The opinion of the court was delivered by: Gilbert, District Judge
This matter is before the Court on Petitioner's motion for relief pursuant to 28 U.S.C. § 2255. Pursuant to a plea agreement, Petitioner pleaded guilty to several counts involving the manufacture of methamphetamine. On July 21, 2005, he was sentenced to 240 months imprisonment, 10 years supervised release, a fine of $400, and a special assessment of $200. He did not file a direct appeal; on June 5, 2006, Petitioner filed the instant motion under § 2255.
In his motion the Petitioner claims that counsel was ineffective in failing to seek suppression of the evidence. Because counsel failed to pursue that argument, counsel advised Petitioner to plead guilty. Petitioner now asserts that this advice was erroneous, constituting ineffective assistance of counsel. Petitioner also argues that counsel was ineffective in failing to challenge certain aspects of his sentence. Finally, Petitioner claims that counsel was ineffective in failing to file a notice of appeal as Petitioner requested.
Petitioner entered into a plea agreement with the Government in an attempt to benefit himself. In exchange for the benefits he received, Petitioner waived his right to a direct appeal and to a collateral attack under Section 2255. Specifically, the plea agreement provides in relevant part:
The Defendant is aware that Title 18, Title 28, and other provisions of the United States Code afford every defendant limited rights to contest a conviction and/or sentence. Acknowledging all this, and in exchange for the recommendations and concessions made by the Government in this plea agreement, the Defendant knowingly and voluntarily waives his right to contest any aspect of his conviction and sentence that could be contested under Title 18 or Title 28, or under any other provision of federal law, except that if the sentence imposed is in excess of the Sentencing Guidelines as determined by the Court, the Defendant reserves the right to appeal the reasonableness of the sentence. The Defendant acknowledges that in the event such an appeal is taken, the Government reserves the right to fully and completely defend the sentence imposed, including any and all factual and legal findings supporting the sentence, even if the sentence imposed is more severe than that recommended by the Government. Defendant knowingly and voluntarily waives his right to seek a pardon, whether before or after his release from custody.

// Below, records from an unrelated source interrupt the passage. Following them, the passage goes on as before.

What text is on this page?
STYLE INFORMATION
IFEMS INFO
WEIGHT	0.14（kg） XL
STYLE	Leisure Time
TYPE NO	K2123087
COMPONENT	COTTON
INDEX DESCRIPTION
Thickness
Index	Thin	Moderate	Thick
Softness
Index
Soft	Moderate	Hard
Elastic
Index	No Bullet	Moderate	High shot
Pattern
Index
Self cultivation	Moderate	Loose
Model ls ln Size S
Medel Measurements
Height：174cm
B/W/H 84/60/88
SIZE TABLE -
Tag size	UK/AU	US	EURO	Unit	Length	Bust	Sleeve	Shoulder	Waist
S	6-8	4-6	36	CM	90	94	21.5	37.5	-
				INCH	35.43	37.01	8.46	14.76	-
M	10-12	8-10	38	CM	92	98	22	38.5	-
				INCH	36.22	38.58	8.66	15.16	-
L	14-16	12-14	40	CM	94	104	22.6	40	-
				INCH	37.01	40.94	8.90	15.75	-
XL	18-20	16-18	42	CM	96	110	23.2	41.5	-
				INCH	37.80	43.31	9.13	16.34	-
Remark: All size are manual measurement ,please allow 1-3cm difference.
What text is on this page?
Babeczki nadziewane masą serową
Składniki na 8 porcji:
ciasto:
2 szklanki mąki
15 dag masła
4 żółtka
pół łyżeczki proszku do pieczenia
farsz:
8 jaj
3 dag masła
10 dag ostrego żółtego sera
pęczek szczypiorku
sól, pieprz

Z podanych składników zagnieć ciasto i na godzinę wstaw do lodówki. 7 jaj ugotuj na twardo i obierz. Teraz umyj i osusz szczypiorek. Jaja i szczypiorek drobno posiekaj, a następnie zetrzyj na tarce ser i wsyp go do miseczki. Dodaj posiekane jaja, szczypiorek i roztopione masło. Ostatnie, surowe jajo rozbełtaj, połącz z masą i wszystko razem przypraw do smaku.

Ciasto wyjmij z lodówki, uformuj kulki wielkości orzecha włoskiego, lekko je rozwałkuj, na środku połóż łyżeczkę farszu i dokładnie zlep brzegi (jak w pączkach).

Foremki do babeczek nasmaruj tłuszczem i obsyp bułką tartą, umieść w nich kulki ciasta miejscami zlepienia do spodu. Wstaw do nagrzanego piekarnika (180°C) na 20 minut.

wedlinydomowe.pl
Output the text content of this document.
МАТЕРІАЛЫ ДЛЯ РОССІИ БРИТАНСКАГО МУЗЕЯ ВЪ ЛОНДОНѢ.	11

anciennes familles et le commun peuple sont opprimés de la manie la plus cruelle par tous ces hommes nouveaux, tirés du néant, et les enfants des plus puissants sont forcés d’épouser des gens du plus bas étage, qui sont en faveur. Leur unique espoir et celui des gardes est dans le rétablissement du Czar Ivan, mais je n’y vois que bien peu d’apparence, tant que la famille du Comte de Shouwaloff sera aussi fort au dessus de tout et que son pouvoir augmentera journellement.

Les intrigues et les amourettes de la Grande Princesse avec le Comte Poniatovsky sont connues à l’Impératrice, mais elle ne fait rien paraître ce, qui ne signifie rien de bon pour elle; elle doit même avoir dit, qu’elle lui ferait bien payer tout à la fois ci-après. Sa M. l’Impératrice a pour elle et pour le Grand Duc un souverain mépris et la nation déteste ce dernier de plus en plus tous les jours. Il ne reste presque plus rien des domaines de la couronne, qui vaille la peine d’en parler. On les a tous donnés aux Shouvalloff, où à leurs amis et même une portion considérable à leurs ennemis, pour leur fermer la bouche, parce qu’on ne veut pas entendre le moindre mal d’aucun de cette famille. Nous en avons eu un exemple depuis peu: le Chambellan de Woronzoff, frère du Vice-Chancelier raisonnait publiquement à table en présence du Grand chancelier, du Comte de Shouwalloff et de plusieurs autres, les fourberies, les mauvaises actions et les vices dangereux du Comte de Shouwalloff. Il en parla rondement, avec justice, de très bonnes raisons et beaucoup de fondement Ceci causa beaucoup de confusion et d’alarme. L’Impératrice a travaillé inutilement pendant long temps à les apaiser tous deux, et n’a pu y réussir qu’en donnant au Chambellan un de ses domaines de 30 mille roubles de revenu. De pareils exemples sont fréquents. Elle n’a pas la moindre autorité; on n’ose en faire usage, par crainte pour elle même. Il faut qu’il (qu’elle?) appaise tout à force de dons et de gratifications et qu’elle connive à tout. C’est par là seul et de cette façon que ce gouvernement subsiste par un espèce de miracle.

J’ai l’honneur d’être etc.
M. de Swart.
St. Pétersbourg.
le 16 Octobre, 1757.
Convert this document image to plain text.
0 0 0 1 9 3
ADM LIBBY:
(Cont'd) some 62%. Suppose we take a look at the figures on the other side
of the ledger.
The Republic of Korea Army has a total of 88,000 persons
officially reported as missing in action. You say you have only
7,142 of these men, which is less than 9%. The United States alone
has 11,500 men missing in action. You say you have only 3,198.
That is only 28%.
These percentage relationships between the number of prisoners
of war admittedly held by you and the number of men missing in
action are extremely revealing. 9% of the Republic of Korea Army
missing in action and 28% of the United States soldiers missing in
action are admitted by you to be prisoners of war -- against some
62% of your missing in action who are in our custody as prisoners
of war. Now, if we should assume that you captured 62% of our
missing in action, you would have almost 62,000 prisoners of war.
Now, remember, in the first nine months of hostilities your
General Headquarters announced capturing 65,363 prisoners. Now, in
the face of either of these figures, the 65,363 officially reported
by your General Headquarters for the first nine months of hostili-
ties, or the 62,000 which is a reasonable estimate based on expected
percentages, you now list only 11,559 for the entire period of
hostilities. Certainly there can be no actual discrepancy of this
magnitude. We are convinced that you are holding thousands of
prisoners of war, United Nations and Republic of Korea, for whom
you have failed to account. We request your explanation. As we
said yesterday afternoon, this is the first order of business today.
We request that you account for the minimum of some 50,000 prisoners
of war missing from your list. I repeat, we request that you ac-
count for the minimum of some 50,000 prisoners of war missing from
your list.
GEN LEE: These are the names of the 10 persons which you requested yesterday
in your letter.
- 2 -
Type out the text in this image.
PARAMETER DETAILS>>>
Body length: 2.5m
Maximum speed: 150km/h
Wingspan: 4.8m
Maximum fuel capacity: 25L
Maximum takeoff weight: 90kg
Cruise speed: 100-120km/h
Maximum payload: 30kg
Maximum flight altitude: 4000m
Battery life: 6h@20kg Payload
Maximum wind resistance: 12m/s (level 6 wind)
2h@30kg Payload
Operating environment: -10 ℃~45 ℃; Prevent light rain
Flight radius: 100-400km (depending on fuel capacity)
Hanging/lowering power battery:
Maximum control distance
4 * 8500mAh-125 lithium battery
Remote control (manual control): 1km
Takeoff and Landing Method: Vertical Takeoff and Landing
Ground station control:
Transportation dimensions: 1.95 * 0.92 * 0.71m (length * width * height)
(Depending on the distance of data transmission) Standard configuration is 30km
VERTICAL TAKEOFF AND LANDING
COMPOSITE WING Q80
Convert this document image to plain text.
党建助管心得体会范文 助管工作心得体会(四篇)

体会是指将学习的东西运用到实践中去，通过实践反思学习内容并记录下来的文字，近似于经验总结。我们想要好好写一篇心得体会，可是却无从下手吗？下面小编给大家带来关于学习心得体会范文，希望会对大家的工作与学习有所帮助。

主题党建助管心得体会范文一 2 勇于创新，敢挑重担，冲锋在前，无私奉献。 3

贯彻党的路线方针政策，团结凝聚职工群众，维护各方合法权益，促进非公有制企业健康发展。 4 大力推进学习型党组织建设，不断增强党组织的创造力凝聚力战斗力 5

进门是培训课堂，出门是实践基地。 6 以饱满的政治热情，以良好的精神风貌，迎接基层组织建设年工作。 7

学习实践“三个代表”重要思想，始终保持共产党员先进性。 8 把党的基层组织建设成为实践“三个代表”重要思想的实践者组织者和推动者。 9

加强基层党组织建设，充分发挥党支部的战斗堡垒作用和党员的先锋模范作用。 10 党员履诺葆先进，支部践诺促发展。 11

Plea agreement at ¶ III, 2 (Doc. 97, criminal case).
The Seventh Circuit has held that "a waiver of a right to appeal contained within a guilty plea is enforceable," provided the waiver is knowing and voluntary. United States v. Feichtinger, 105 F.3d 1188, 1190 (7th Cir.), cert. denied, 117 S.Ct. 2467 (1997); United States v. Schmidt, 47 F.3d 188, 190 (7th Cir. 1995). See also United States v. Wenger, 58 F.3d 280, 281 (7th Cir.), cert. denied, 116 S.Ct. 349 (1995). Similarly, the Seventh Circuit has found that a waiver of Section 2255 relief in a plea agreement is enforceable, and should be treated no differently than the waiver of a direct appeal. Jones v. United States, 167 F.3d 1142, 1145 (7th Cir. 1999). Indeed, the Seventh Circuit has specifically stated that both statutory and constitutional rights can be waived in a plea agreement. Id. at 1144; United States v. Woolley, 123 F.3d 627, 631-32 (7th Cir. 1997); Feichtinger, 105 F.3d at 1190.
In this case, Petitioner argues that his plea agreement, and therefore the included waiver provision, was not knowing and voluntary, as it was based upon unsound advice derived from counsel's ineffective performance.
The Court ORDERS the Government to file a response to Petitioner's motion within THIRTY (30) DAYS of the date of this Order. The Government shall, as part of its response, attach all relevant portions of the record. In its response, the Government shall first address whether the plea agreement is enforceable. Assuming the Court finds that it is not enforceable, the Government shall also address each specific ground raised in the § 2255 motion.